Arrayable Loudspeaker Horn BEM/FMBEM & FEM/AML Modeling & Analysis

Boundary Element and Finite Element method's Advanced Techniques available in LMS Virtual Lab code have been applied to simulate the far field acoustic directional characteristics of an Arrayable Loudspeaker's Horn in comparison with the full space far field measured Acoustic Balloon. The horn comprises a 4" dome compression driver, which represents the electroacoustic transducer, an acoustic waveguide and the horn itself. All the measurements were acquired at RCF Laboratory where a two axis fixture enables to collect a full acoustic Balloon overnight. Experimental test and simulated results are compared using AFMG Speaker Lab's Software. The whole simulation model is solved up to high audio frequencies (16 kHz) and does not take into account symmetry planes which would reduce its size.

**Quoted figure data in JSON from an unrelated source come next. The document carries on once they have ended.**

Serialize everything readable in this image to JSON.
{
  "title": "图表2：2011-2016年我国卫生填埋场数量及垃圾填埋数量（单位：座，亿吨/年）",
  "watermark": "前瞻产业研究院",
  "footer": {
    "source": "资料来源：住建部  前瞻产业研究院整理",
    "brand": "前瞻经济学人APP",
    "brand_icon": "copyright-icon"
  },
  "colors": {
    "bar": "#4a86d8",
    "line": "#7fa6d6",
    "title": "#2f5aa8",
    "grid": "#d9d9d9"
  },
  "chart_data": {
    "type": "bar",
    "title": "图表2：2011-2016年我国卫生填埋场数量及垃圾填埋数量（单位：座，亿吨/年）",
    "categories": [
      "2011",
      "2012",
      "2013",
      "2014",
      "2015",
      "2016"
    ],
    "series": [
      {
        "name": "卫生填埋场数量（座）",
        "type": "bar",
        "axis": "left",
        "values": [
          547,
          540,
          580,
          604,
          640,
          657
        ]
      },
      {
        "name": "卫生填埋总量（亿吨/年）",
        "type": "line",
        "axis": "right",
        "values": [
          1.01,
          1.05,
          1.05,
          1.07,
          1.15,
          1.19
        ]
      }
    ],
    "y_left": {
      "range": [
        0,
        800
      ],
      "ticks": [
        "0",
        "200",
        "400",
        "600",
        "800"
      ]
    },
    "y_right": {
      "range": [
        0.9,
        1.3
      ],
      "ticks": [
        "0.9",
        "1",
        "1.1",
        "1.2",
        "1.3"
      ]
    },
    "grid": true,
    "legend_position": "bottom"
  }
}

Owing to model complexity Advanced Techniques as BEM/Fast Multipole BEM & FEM/Automatically Matched Layer (AML) methods are used and compared to show their efficiency in solving an otherwise unaffordable problem by means of standard approaches. The horn model (40 cm x 40 cm mouth) is solved in a far field's Balloon grid of virtual microphones. Test far field directivity results show good agreement in the 500 Hz to 20 kHz frequency range on a 1 degree acoustic Balloon positioned at 100 mt from the source, maximum tolerance +/- 5 dB on the average and less over a meridian and the emission angles respectively. Extensive comparison vs frequency and angle has been considered with the aid of Balloon attenuation, polar and off-axis plots. Model validation is reported for both methods. The comparison with the full space far field predicted pressure distribution from experimental test data acquisition shows good agreement in all the frequency range of interest. Moreover, the comparison between the two approaches allows the evaluation of computational advantages of both techniques in this Professional Audio Application.